Stories

I Got Two of 'Em

Around Troy, North Carolina, 1983

I've always said that Mitch was the best of us.  Our Scout Platoon was the best in the division, especially just before Grenada, when the Boss was the Platoon Sergeant and Mitch, George, and I were the Squad Leaders.  The rest of the platoon was solid, and most everyone knew us or about us.  Mitch was the best Scout, shot, navigator, and, as this story will show, the strongest.

COL Nick Rowe requested us, multiple times, to aggress against Phase 3 of Special Forces Training.

This time, he asked us to help evaluate the SF Course by aggressing against an actual SF team.  As their "guerillas," the Team had a platoon of Marine Force Recon.  Our mission was to "die" when they got everything right but punish them if they screwed up.

On one mission, we were to walk down a series of roads until ambushed and then play dead, letting the students process the Kill Zone and search our bodies for intel.  COL Rowe told us to "play the game" unless they weren't doing what they should or if we spotted them first.

Mitch led with his squad and spotted a guy asleep behind a tree.  He was lying there, with no camouflage, practically in the open.  I was close behind him with my squad.  George followed, about 3 minutes back, with his.

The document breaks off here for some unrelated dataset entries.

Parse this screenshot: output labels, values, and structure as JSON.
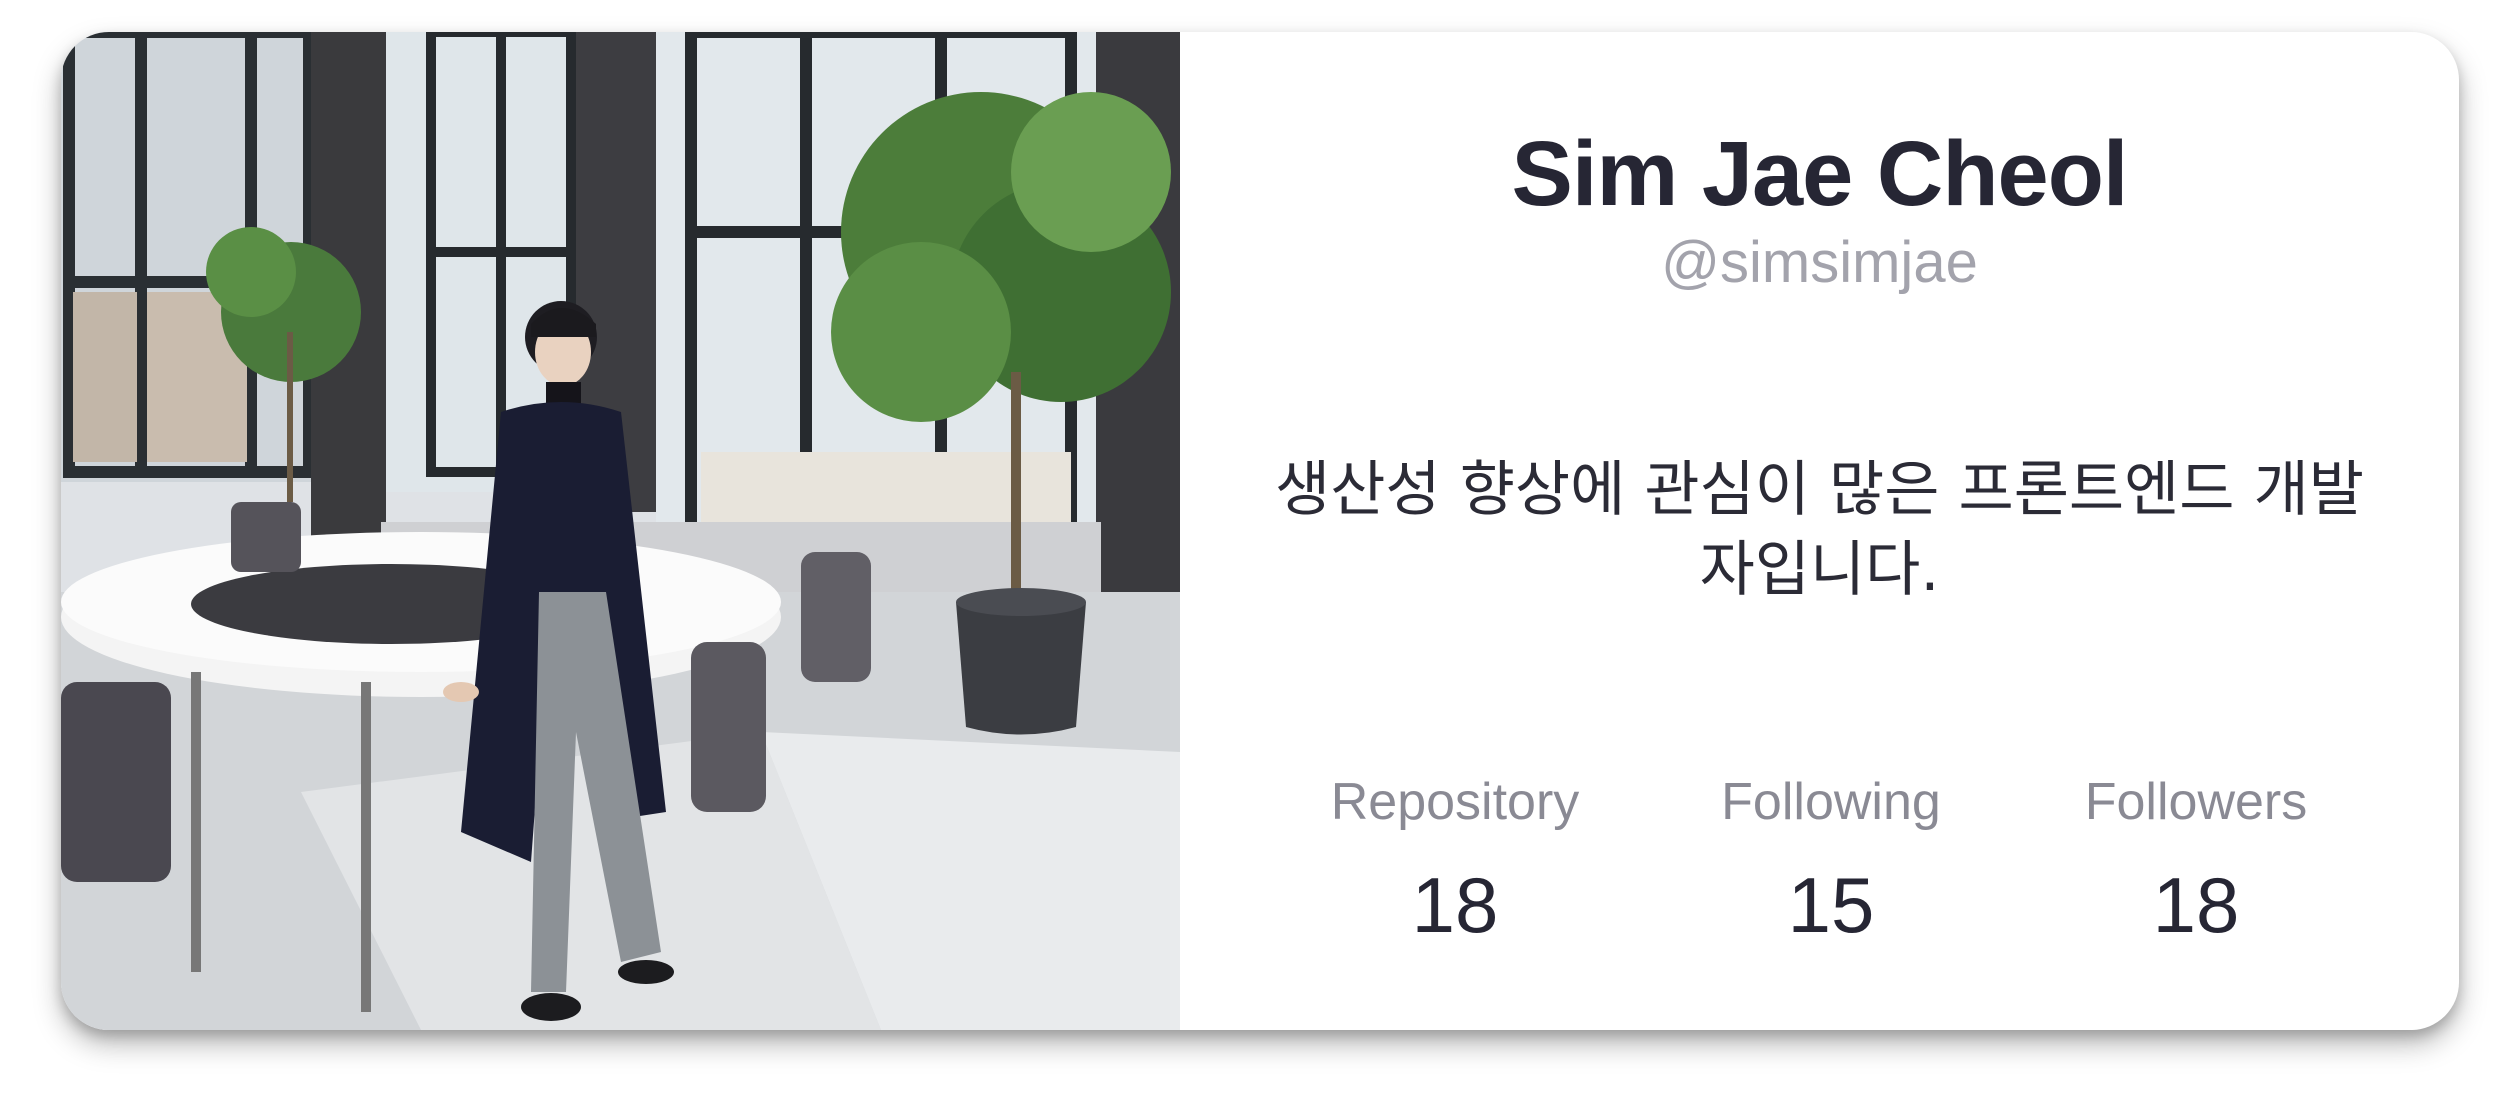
{
  "profile": {
    "name": "Sim Jae Cheol",
    "handle": "@simsimjae",
    "bio": "생산성 향상에 관심이 많은 프론트엔드 개발자입니다."
  },
  "stats": [
    {
      "label": "Repository",
      "value": "18"
    },
    {
      "label": "Following",
      "value": "15"
    },
    {
      "label": "Followers",
      "value": "18"
    }
  ],
  "colors": {
    "name_text": "#262634",
    "handle_text": "#a3a3ac",
    "stat_label_text": "#8a8a94"
  },
  "icons": {
    "profile_photo": "person-photo"
  }
}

Mitch yelled Action Right!

We went into our Close Ambush Immediate Action Drill, hitting our flank on full auto and then rolling up their flank in the direction of movement.

The guerillas began legging it back to their ORP. 

As I searched the area and adjusted a security perimeter, I heard Mitch Yell, "I Got two of 'em."  When I got to him, I saw him holding two Marines, about my size, with an arm around each chest.  They struggled as hard as they could but could not break his hold on them.

Their Lane Walker was pretty pissed until we told him what happened.  We turned his students over to him and moved to our Assembly area.

We never heard what happened to them, but I bet one never laid out in the open on an ambush again.   I know two who never forgot being held by one farm-strong Alabama boy.